Another plus 1 point for picking and choosing.
The Confirmation
What really gave me confidence in this trade is the price action in gold in comparison to the Aussie. Figure 2 shows the Gold Futures price (/GC, lower left) and Australian dollar futures (/6A, middle left). Notice that gold has been trending up steadily for days but the Aussie made a lower low. That’s a negative divergence. Plus 1 point.
The Timing
For timing this trade, I observed the intraday movement of AUDJPY, EURUSD, and other related pairs. The most obvious sign of Aussie weakness was from comparing the price action of EURUSD and AUDJPY. The 3-hour charts of EURUSD and AUDJPY are shown in Figures 3 and 4, respectively. Notice on Nov 24 and 25, EURUSD trended higher and made a new high. At the same time, AUDJPY barely moved on the 24th and squeezed even more on 25th. The difference was even more noticeable when I was watching the 30-min at the time. I had thought that my datafeed was lagging when AUDJPY barely moved yet EURUSD was rocketing up.
Plus 1 point for the 3-hour price action and then another 1 point for the 30-minute price action (not shown).
The Entries and Exits
Six points total for the trade, time to establish a position. You can see my orders in Figure 4 above. My first entry was Nov 25 15:12 at 81.37 with a half position. It is marked by a yellow triangle at the cliff beforethe dive (how lucky). I added another half that evening 23:06 at 79.94. I was waiting for a 50% retracement to 80.50 to add but that didn’t seem to be happening. So I added 1/2 when AUDJPY failed to break 80.0 with a strategy to add another at 80.50. But 80.50 never happened and it took another dive.

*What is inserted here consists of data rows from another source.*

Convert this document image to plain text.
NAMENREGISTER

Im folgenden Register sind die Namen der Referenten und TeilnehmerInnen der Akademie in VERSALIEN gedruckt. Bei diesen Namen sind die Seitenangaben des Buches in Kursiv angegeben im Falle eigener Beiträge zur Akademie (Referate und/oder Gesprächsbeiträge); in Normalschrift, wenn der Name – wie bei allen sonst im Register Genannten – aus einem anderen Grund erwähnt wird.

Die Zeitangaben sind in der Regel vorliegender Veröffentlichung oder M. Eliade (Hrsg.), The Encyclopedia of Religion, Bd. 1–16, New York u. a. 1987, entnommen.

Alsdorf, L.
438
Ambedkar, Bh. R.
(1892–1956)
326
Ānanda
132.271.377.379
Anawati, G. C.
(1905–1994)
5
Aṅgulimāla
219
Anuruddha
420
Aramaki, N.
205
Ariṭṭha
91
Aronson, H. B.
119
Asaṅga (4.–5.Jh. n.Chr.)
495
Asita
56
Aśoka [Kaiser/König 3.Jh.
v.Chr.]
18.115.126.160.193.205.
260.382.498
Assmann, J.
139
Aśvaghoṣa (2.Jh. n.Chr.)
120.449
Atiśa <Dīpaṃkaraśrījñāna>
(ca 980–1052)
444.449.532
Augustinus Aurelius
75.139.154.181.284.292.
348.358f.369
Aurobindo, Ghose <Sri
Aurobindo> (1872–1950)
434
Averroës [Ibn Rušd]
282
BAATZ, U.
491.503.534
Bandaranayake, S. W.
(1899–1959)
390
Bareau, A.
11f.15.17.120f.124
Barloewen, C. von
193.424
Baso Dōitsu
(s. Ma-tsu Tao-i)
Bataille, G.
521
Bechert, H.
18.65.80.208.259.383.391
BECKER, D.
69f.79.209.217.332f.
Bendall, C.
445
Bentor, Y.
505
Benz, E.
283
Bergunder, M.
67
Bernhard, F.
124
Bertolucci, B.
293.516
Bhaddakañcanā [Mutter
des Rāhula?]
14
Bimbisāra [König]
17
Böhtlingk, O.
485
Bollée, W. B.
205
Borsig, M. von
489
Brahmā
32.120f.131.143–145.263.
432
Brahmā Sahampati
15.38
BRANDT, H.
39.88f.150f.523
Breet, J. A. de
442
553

My exits are determined at the time as usual by using stops. I simply keep moving the stop along and narrowing them once we break support level. After the move became vertical, I zoomed out to the daily chart to view potential targets. The 77.0 and 76.00 levels (as shown in Figure 1) became my not-be-greedy targets. I had my stops really tight at those point and even had a take profit set for half the position at 76.0, but that level wasn’t tested before I got stopped out.
The two red dots at 77.17 and 77.08 are my stopped exits as shown in Figure 4′s last bar.
The Conclusion
What made this lucky trade happen is that I had spent a lot of time analyzing it from different perspectives and watching the intraday price actions for days. I also took my time to scale in and out to minimize my risk. To make this a habit, I will use this point counting system from now on to help me analyze more and trade less.
One thing that I’d like to improve upon is to be more aggressive on a winning position. How? That will be saved for another post when I figured it out.